Первым циклом рисунков, посвященным снам в русской литературе, стал альбом 1929–1930 годов, в который вошли графические видения писателя, навеянные прозой И. С. Тургенева[671]. Небольшая часть из него (4 цветных композиции) была опубликована в 1930 году в белградском повременном издании «Руски Архив» вместе со статьей «Тридцать снов Тургенева. 1818–1883», переведенной на хорватский язык («Snovi kod Turgenjeva, 1818–1883»)[672].
О печатном воспроизведении своей графики писатель отозвался с сожалением: «Плохо, только намек на мои краски»[673]. Очередным произведением, также написанным к юбилею, стал очерк «Тургенев-сновидец», напечатанный в 1933 году в сентябрьском номере журнала «Числа» под общим заглавием «Пятидесятилетие со смерти Тургенева. Тургенев-сновидец. 28.Х. 1818 — 22.VIII. 1883». В том же году эссе, переведенное на французский А. Перно-Фельдман (Н. Pernot-Feldmann), вместе с 12 картинками, было выпущено отдельной брошюрой «Tourguéniev poète du rêve» в количестве трехсот экземпляров издательством «Hippocrate», специализировавшимся на выпуске медицинской литературы.

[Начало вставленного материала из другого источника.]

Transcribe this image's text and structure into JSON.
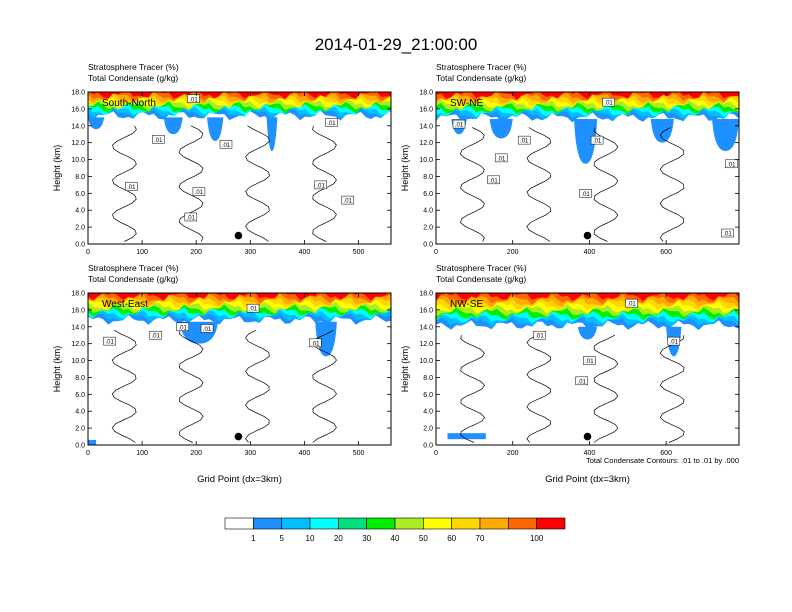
{
  "figure": {
    "title": "2014-01-29_21:00:00",
    "contour_note": "Total Condensate Contours: .01 to .01 by .000",
    "colorbar": {
      "levels": [
        "1",
        "5",
        "10",
        "20",
        "30",
        "40",
        "50",
        "60",
        "70",
        "100"
      ],
      "colors": [
        "#ffffff",
        "#1e90ff",
        "#00bfff",
        "#00ffff",
        "#00e080",
        "#00ee00",
        "#aaee22",
        "#ffff00",
        "#ffd700",
        "#ffaa00",
        "#ff6600",
        "#ff0000"
      ]
    }
  },
  "chart_data": [
    {
      "type": "heatmap",
      "panel_label": "South-North",
      "header_line1": "Stratosphere Tracer   (%)",
      "header_line2": "Total Condensate   (g/kg)",
      "ylabel": "Height (km)",
      "xlabel": "",
      "xlim": [
        0,
        560
      ],
      "ylim": [
        0,
        18
      ],
      "xticks": [
        "0",
        "100",
        "200",
        "300",
        "400",
        "500"
      ],
      "xtick_values": [
        0,
        100,
        200,
        300,
        400,
        500
      ],
      "yticks": [
        "0.0",
        "2.0",
        "4.0",
        "6.0",
        "8.0",
        "10.0",
        "12.0",
        "14.0",
        "16.0",
        "18.0"
      ],
      "tracer_base_km": 15.2,
      "blue_patches": [
        [
          0,
          30,
          13.6
        ],
        [
          140,
          175,
          13.0
        ],
        [
          220,
          250,
          12.2
        ],
        [
          330,
          350,
          11.0
        ]
      ],
      "contour_labels": [
        {
          "x": 195,
          "y": 17.2,
          "text": ".01"
        },
        {
          "x": 130,
          "y": 12.4,
          "text": ".01"
        },
        {
          "x": 255,
          "y": 11.8,
          "text": ".01"
        },
        {
          "x": 450,
          "y": 14.4,
          "text": ".01"
        },
        {
          "x": 80,
          "y": 6.8,
          "text": ".01"
        },
        {
          "x": 205,
          "y": 6.2,
          "text": ".01"
        },
        {
          "x": 430,
          "y": 7.0,
          "text": ".01"
        },
        {
          "x": 480,
          "y": 5.2,
          "text": ".01"
        },
        {
          "x": 190,
          "y": 3.2,
          "text": ".01"
        }
      ],
      "marker": {
        "x": 278,
        "y": 1.0
      }
    },
    {
      "type": "heatmap",
      "panel_label": "SW-NE",
      "header_line1": "Stratosphere Tracer   (%)",
      "header_line2": "Total Condensate   (g/kg)",
      "ylabel": "Height (km)",
      "xlabel": "",
      "xlim": [
        0,
        790
      ],
      "ylim": [
        0,
        18
      ],
      "xticks": [
        "0",
        "200",
        "400",
        "600"
      ],
      "xtick_values": [
        0,
        200,
        400,
        600
      ],
      "yticks": [
        "0.0",
        "2.0",
        "4.0",
        "6.0",
        "8.0",
        "10.0",
        "12.0",
        "14.0",
        "16.0",
        "18.0"
      ],
      "tracer_base_km": 15.0,
      "blue_patches": [
        [
          40,
          80,
          13.0
        ],
        [
          140,
          200,
          12.5
        ],
        [
          360,
          420,
          9.5
        ],
        [
          560,
          620,
          12.0
        ],
        [
          720,
          790,
          11.0
        ]
      ],
      "contour_labels": [
        {
          "x": 60,
          "y": 14.2,
          "text": ".01"
        },
        {
          "x": 450,
          "y": 16.8,
          "text": ".01"
        },
        {
          "x": 230,
          "y": 12.3,
          "text": ".01"
        },
        {
          "x": 420,
          "y": 12.3,
          "text": ".01"
        },
        {
          "x": 170,
          "y": 10.2,
          "text": ".01"
        },
        {
          "x": 150,
          "y": 7.6,
          "text": ".01"
        },
        {
          "x": 770,
          "y": 9.5,
          "text": ".01"
        },
        {
          "x": 390,
          "y": 6.0,
          "text": ".01"
        },
        {
          "x": 760,
          "y": 1.3,
          "text": ".01"
        }
      ],
      "marker": {
        "x": 395,
        "y": 1.0
      }
    },
    {
      "type": "heatmap",
      "panel_label": "West-East",
      "header_line1": "Stratosphere Tracer   (%)",
      "header_line2": "Total Condensate   (g/kg)",
      "ylabel": "Height (km)",
      "xlabel": "Grid Point (dx=3km)",
      "xlim": [
        0,
        560
      ],
      "ylim": [
        0,
        18
      ],
      "xticks": [
        "0",
        "100",
        "200",
        "300",
        "400",
        "500"
      ],
      "xtick_values": [
        0,
        100,
        200,
        300,
        400,
        500
      ],
      "yticks": [
        "0.0",
        "2.0",
        "4.0",
        "6.0",
        "8.0",
        "10.0",
        "12.0",
        "14.0",
        "16.0",
        "18.0"
      ],
      "tracer_base_km": 14.8,
      "blue_patches": [
        [
          170,
          240,
          12.0
        ],
        [
          420,
          460,
          10.5
        ],
        [
          0,
          15,
          0.0
        ]
      ],
      "contour_labels": [
        {
          "x": 40,
          "y": 12.3,
          "text": ".01"
        },
        {
          "x": 125,
          "y": 13.0,
          "text": ".01"
        },
        {
          "x": 175,
          "y": 14.0,
          "text": ".01"
        },
        {
          "x": 220,
          "y": 13.8,
          "text": ".01"
        },
        {
          "x": 305,
          "y": 16.2,
          "text": ".01"
        },
        {
          "x": 420,
          "y": 12.1,
          "text": ".01"
        }
      ],
      "marker": {
        "x": 278,
        "y": 1.0
      }
    },
    {
      "type": "heatmap",
      "panel_label": "NW-SE",
      "header_line1": "Stratosphere Tracer   (%)",
      "header_line2": "Total Condensate   (g/kg)",
      "ylabel": "Height (km)",
      "xlabel": "Grid Point (dx=3km)",
      "xlim": [
        0,
        790
      ],
      "ylim": [
        0,
        18
      ],
      "xticks": [
        "0",
        "200",
        "400",
        "600"
      ],
      "xtick_values": [
        0,
        200,
        400,
        600
      ],
      "yticks": [
        "0.0",
        "2.0",
        "4.0",
        "6.0",
        "8.0",
        "10.0",
        "12.0",
        "14.0",
        "16.0",
        "18.0"
      ],
      "tracer_base_km": 14.2,
      "blue_patches": [
        [
          370,
          420,
          12.5
        ],
        [
          600,
          640,
          10.5
        ],
        [
          30,
          130,
          0.8
        ]
      ],
      "contour_labels": [
        {
          "x": 270,
          "y": 13.0,
          "text": ".01"
        },
        {
          "x": 510,
          "y": 16.8,
          "text": ".01"
        },
        {
          "x": 620,
          "y": 12.3,
          "text": ".01"
        },
        {
          "x": 400,
          "y": 10.0,
          "text": ".01"
        },
        {
          "x": 380,
          "y": 7.6,
          "text": ".01"
        }
      ],
      "marker": {
        "x": 395,
        "y": 1.0
      }
    }
  ]
}
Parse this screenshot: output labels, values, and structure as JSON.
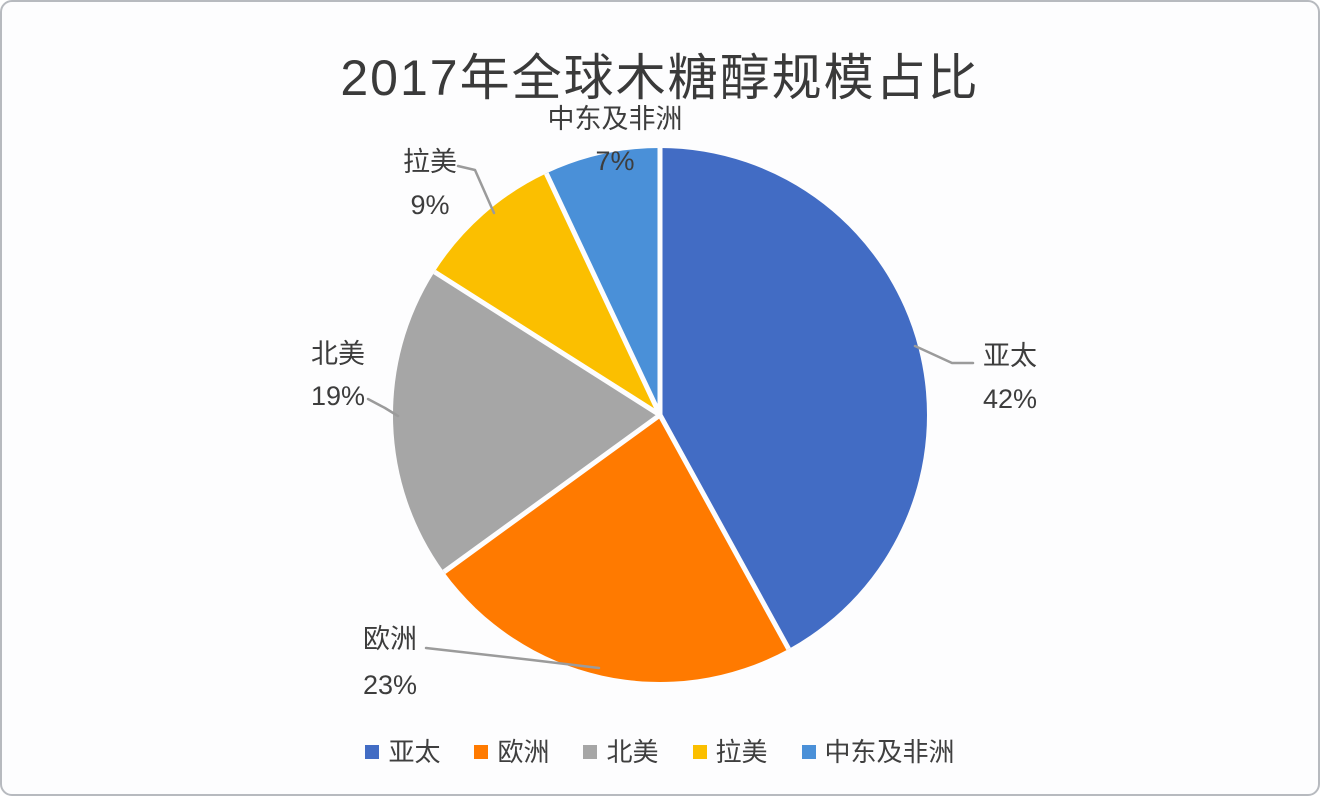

Оригинальная мысль писателя, выраженная в красках, не могла быть адекватно передана черно-белыми репродукциями. Тем не менее, литературный критик П. М. Бицилли с вниманием отнесся к оригинальному художественному методу Ремизова: «Это пересказ, а частью перевод всех „снов“ у Тургенева, с иллюстрациями автора к ним. Не знаю, соответствуют ли эти рисунки тургеневским сонным грезам — думается, скорее, что нет. Но сами по себе они очень интересны и по замыслу, и по выполнению. <…> В предисловии и в конце книжки — тонкие, но подчас спорные замечания о языке и стиле Тургенева. Верно то, что говорит автор о „робости“ тургеневского языка, также об искусственности, с какою у него воспроизводится речь простолюдина»[674]. Высоко (хотя и не без доли иронии) оценил ремизовские рисунки и прозаик М. Осоргин: «Не только трудно, но и невозможно представить себе, чтобы Тургенев или его герои когда-нибудь грезили образами, изображенными Ремизовым и резко противоречащими тургеневской простоте и ясности: зато для толкования самого Ремизова и его произведений эти образы необходимы — во всей их сказочности и фантастической путанице, в их детской стилизации, богатейшей орнаментике („Песнь торжествующей любви“) и чертовщине. <…> Иллюстрации к „сновидениям“ принадлежат, кажется, к лучшим его художественным опытам, и право их полной оценки следует предоставить консилиуму художников и врачей; литературному суду они, во всяком случае не подлежат»[675].